Hydrogen delaying the formation of Guinier-Preston zones in aluminium alloys

TL;DR

This study investigates how hydrogen affects the formation and growth of Guinier-Preston zones in aluminium alloys, revealing that hydrogen delays hardening by reducing atomic diffusion through vacancy trapping.

Contribution

It combines experimental microscopy and ab initio calculations to elucidate the atomic-scale mechanisms by which hydrogen delays GP zone formation in aluminium alloys.

Findings

Hydrogen incorporation delays GP zone growth during natural ageing.

Hydrogen trapped in vacancies reduces copper and aluminium diffusion coefficients.

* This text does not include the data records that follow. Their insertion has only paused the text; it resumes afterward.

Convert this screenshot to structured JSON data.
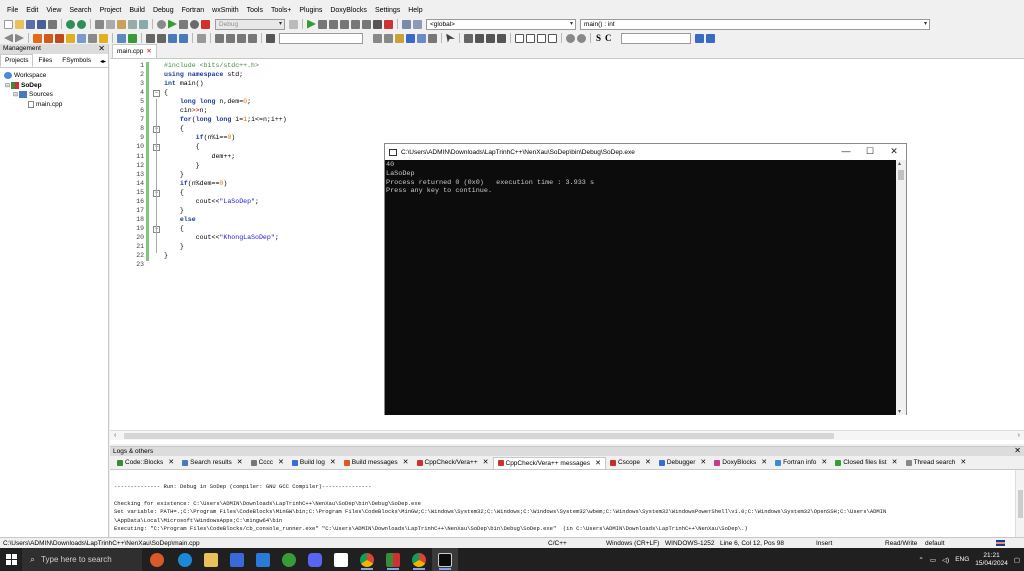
{
  "menubar": [
    "File",
    "Edit",
    "View",
    "Search",
    "Project",
    "Build",
    "Debug",
    "Fortran",
    "wxSmith",
    "Tools",
    "Tools+",
    "Plugins",
    "DoxyBlocks",
    "Settings",
    "Help"
  ],
  "toolbar": {
    "build_target": "Debug",
    "scope": "<global>",
    "symbol": "main() : int",
    "search_text": "",
    "find_text": "",
    "c_buttons": [
      "S",
      "C"
    ]
  },
  "management": {
    "title": "Management",
    "tabs": [
      "Projects",
      "Files",
      "FSymbols"
    ],
    "tree": [
      {
        "label": "Workspace",
        "level": 0
      },
      {
        "label": "SoDep",
        "level": 1
      },
      {
        "label": "Sources",
        "level": 2
      },
      {
        "label": "main.cpp",
        "level": 3
      }
    ]
  },
  "editor": {
    "tab": "main.cpp",
    "line_numbers": [
      "1",
      "2",
      "3",
      "4",
      "5",
      "6",
      "7",
      "8",
      "9",
      "10",
      "11",
      "12",
      "13",
      "14",
      "15",
      "16",
      "17",
      "18",
      "19",
      "20",
      "21",
      "22",
      "23"
    ],
    "lines": [
      {
        "t": "pre",
        "a": "#include <bits/stdc++.h>"
      },
      {
        "t": "kw2",
        "a": "using namespace",
        "b": " std;"
      },
      {
        "t": "kw2",
        "a": "int",
        "b": " main()"
      },
      {
        "t": "plain",
        "a": "{"
      },
      {
        "t": "decl",
        "a": "    long long",
        "b": " n,dem=",
        "c": "0",
        "d": ";"
      },
      {
        "t": "op",
        "a": "    cin",
        "b": ">>",
        "c": "n;"
      },
      {
        "t": "for",
        "a": "    for",
        "b": "(",
        "c": "long long",
        "d": " i=",
        "e": "1",
        "f": ";i<=n;i++)"
      },
      {
        "t": "plain",
        "a": "    {"
      },
      {
        "t": "if",
        "a": "        if",
        "b": "(n%i==",
        "c": "0",
        "d": ")"
      },
      {
        "t": "plain",
        "a": "        {"
      },
      {
        "t": "plain",
        "a": "            dem++;"
      },
      {
        "t": "plain",
        "a": "        }"
      },
      {
        "t": "plain",
        "a": "    }"
      },
      {
        "t": "if",
        "a": "    if",
        "b": "(n%dem==",
        "c": "0",
        "d": ")"
      },
      {
        "t": "plain",
        "a": "    {"
      },
      {
        "t": "cout",
        "a": "        cout<<",
        "b": "\"LaSoDep\"",
        "c": ";"
      },
      {
        "t": "plain",
        "a": "    }"
      },
      {
        "t": "kwonly",
        "a": "    else"
      },
      {
        "t": "plain",
        "a": "    {"
      },
      {
        "t": "cout",
        "a": "        cout<<",
        "b": "\"KhongLaSoDep\"",
        "c": ";"
      },
      {
        "t": "plain",
        "a": "    }"
      },
      {
        "t": "plain",
        "a": "}"
      },
      {
        "t": "plain",
        "a": ""
      }
    ]
  },
  "console": {
    "title": "C:\\Users\\ADMIN\\Downloads\\LapTrinhC++\\NenXau\\SoDep\\bin\\Debug\\SoDep.exe",
    "output": "40\nLaSoDep\nProcess returned 0 (0x0)   execution time : 3.933 s\nPress any key to continue.",
    "buttons": [
      "—",
      "☐",
      "✕"
    ]
  },
  "logs": {
    "title": "Logs & others",
    "tabs": [
      "Code::Blocks",
      "Search results",
      "Cccc",
      "Build log",
      "Build messages",
      "CppCheck/Vera++",
      "CppCheck/Vera++ messages",
      "Cscope",
      "Debugger",
      "DoxyBlocks",
      "Fortran info",
      "Closed files list",
      "Thread search"
    ],
    "active_tab": "CppCheck/Vera++ messages",
    "text": "\n-------------- Run: Debug in SoDep (compiler: GNU GCC Compiler)---------------\n\nChecking for existence: C:\\Users\\ADMIN\\Downloads\\LapTrinhC++\\NenXau\\SoDep\\bin\\Debug\\SoDep.exe\nSet variable: PATH=.;C:\\Program Files\\CodeBlocks\\MinGW\\bin;C:\\Program Files\\CodeBlocks\\MinGW;C:\\Windows\\System32;C:\\Windows;C:\\Windows\\System32\\wbem;C:\\Windows\\System32\\WindowsPowerShell\\v1.0;C:\\Windows\\System32\\OpenSSH;C:\\Users\\ADMIN\n\\AppData\\Local\\Microsoft\\WindowsApps;C:\\mingw64\\bin\nExecuting: \"C:\\Program Files\\CodeBlocks/cb_console_runner.exe\" \"C:\\Users\\ADMIN\\Downloads\\LapTrinhC++\\NenXau\\SoDep\\bin\\Debug\\SoDep.exe\"  (in C:\\Users\\ADMIN\\Downloads\\LapTrinhC++\\NenXau\\SoDep\\.)"
  },
  "status": {
    "path": "C:\\Users\\ADMIN\\Downloads\\LapTrinhC++\\NenXau\\SoDep\\main.cpp",
    "language": "C/C++",
    "eol": "Windows (CR+LF)",
    "encoding": "WINDOWS-1252",
    "position": "Line 6, Col 12, Pos 98",
    "mode": "Insert",
    "access": "Read/Write",
    "profile": "default"
  },
  "taskbar": {
    "search_placeholder": "Type here to search",
    "lang": "ENG",
    "time": "21:21",
    "date": "15/04/2024"
  },
  "colors": {
    "accent": "#3d8f3d",
    "keyword": "#1c3c9e",
    "number": "#e37300",
    "string": "#1a1ad6",
    "console_bg": "#0c0c0c",
    "taskbar_bg": "#202020"
  }
}
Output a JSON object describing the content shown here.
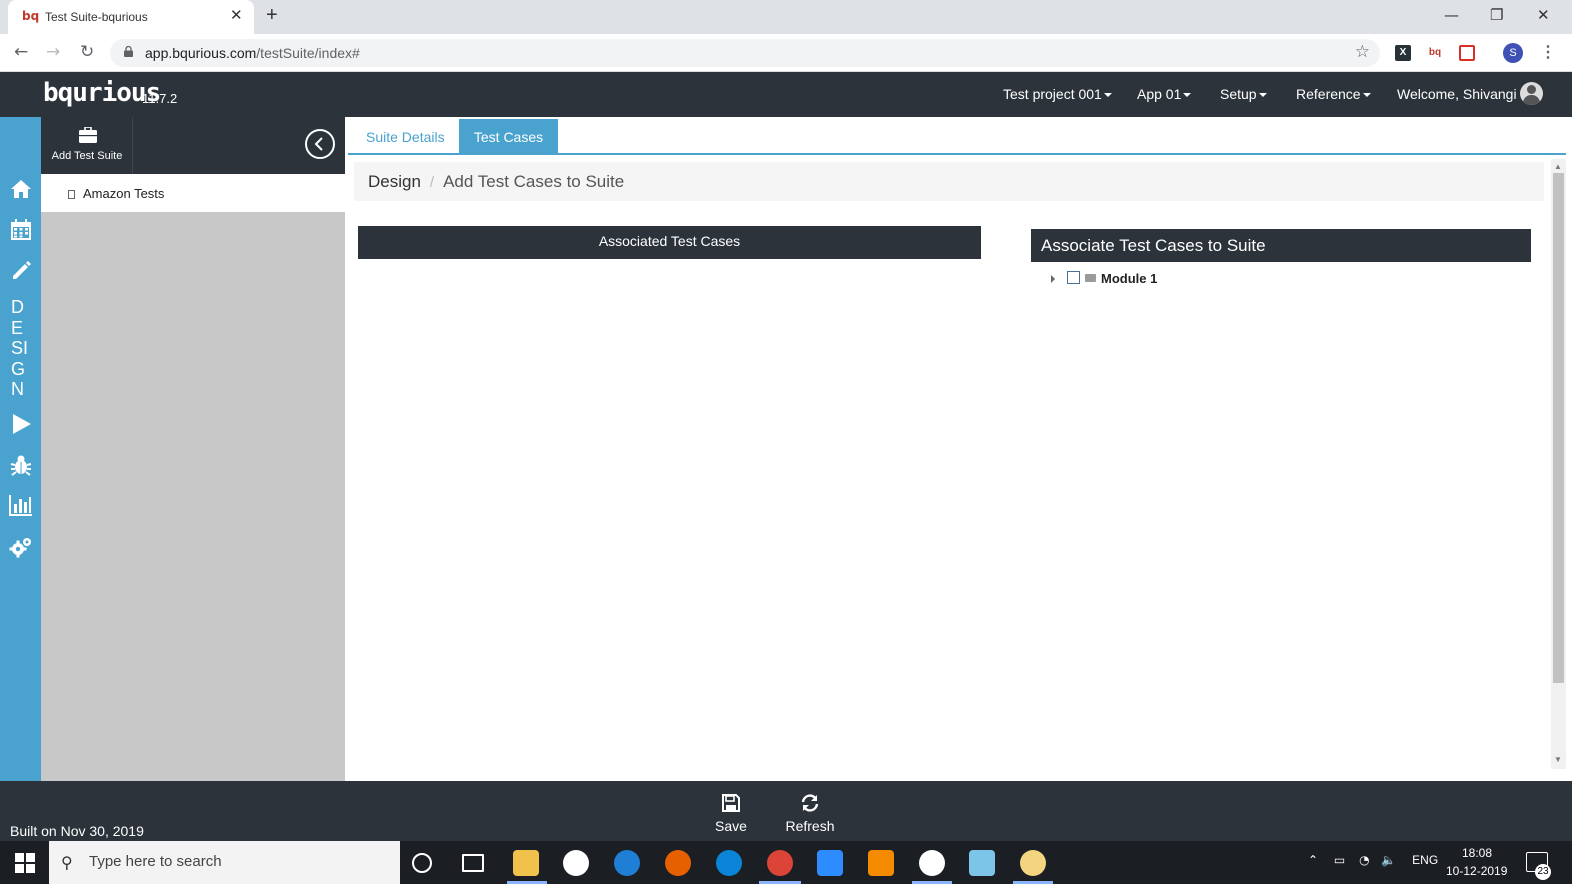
{
  "browser": {
    "tab_title": "Test Suite-bqurious",
    "favicon_text": "bq",
    "url_host": "app.bqurious.com",
    "url_path": "/testSuite/index#",
    "profile_initial": "S"
  },
  "header": {
    "logo": "bqurious",
    "version": "11.7.2",
    "nav": [
      "Test project 001",
      "App 01",
      "Setup",
      "Reference"
    ],
    "welcome": "Welcome, Shivangi"
  },
  "rail": {
    "design_letters": [
      "D",
      "E",
      "SI",
      "G",
      "N"
    ],
    "icons": [
      "home-icon",
      "calendar-icon",
      "pencil-icon",
      "play-icon",
      "bug-icon",
      "bar-chart-icon",
      "gears-icon"
    ]
  },
  "sidebar": {
    "add_suite_label": "Add Test Suite",
    "suites": [
      "Amazon Tests"
    ]
  },
  "main": {
    "tabs": [
      "Suite Details",
      "Test Cases"
    ],
    "active_tab": "Test Cases",
    "breadcrumb": [
      "Design",
      "Add Test Cases to Suite"
    ],
    "associated_header": "Associated Test Cases",
    "available_header": "Associate Test Cases to Suite",
    "tree": [
      {
        "label": "Module 1",
        "checked": false,
        "expanded": false
      }
    ]
  },
  "footer": {
    "built_on": "Built on Nov 30, 2019",
    "save_label": "Save",
    "refresh_label": "Refresh"
  },
  "taskbar": {
    "search_placeholder": "Type here to search",
    "language": "ENG",
    "time": "18:08",
    "date": "10-12-2019",
    "notification_count": "23"
  },
  "colors": {
    "accent": "#4aa3cf",
    "dark": "#2c333b",
    "sidebar_gray": "#c8c8c8"
  }
}
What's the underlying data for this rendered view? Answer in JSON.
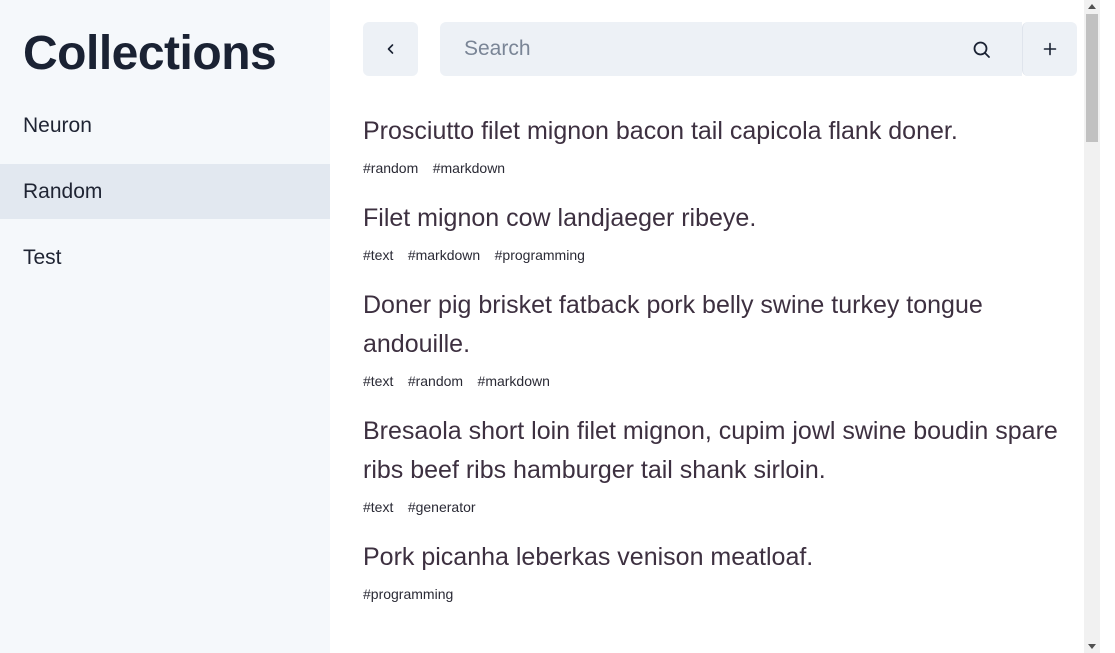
{
  "sidebar": {
    "title": "Collections",
    "items": [
      {
        "label": "Neuron"
      },
      {
        "label": "Random"
      },
      {
        "label": "Test"
      }
    ]
  },
  "toolbar": {
    "back_icon": "chevron-left-icon",
    "search_placeholder": "Search",
    "search_icon": "search-icon",
    "add_icon": "plus-icon"
  },
  "notes": [
    {
      "title": "Prosciutto filet mignon bacon tail capicola flank doner.",
      "tags": [
        "#random",
        "#markdown"
      ]
    },
    {
      "title": "Filet mignon cow landjaeger ribeye.",
      "tags": [
        "#text",
        "#markdown",
        "#programming"
      ]
    },
    {
      "title": "Doner pig brisket fatback pork belly swine turkey tongue andouille.",
      "tags": [
        "#text",
        "#random",
        "#markdown"
      ]
    },
    {
      "title": "Bresaola short loin filet mignon, cupim jowl swine boudin spare ribs beef ribs hamburger tail shank sirloin.",
      "tags": [
        "#text",
        "#generator"
      ]
    },
    {
      "title": "Pork picanha leberkas venison meatloaf.",
      "tags": [
        "#programming"
      ]
    }
  ]
}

The reduction in diffusion is due to hydrogen's interaction with vacancies, either increasing energy barriers or destabilizing vacancy states.

Abstract

The consequences of hydrogen on the formation and growth of GP zones during natural ageing in an Al-5Cu alloy is investigated experimentally down to the atomic scale and numerically using ab initio calculations. As observed through scanning/transmission electron microscopy, the hardening kinetic is delayed due to a slower growth of GP zones during natural ageing when hydrogen is incorporated. According to ab initio calculations, the delayed hardening results from hydrogen trapped in vacancies that reduce significantly the diffusion coefficient of copper and the self diffusion of aluminium. This reduction of the diffusion coefficient is either due to hydrogen being in the path of the atom that exchange with the vacancy (and increasing the energy barrier) or due to hydrogen being dissociated from the vacancy (and leading to a less stable state).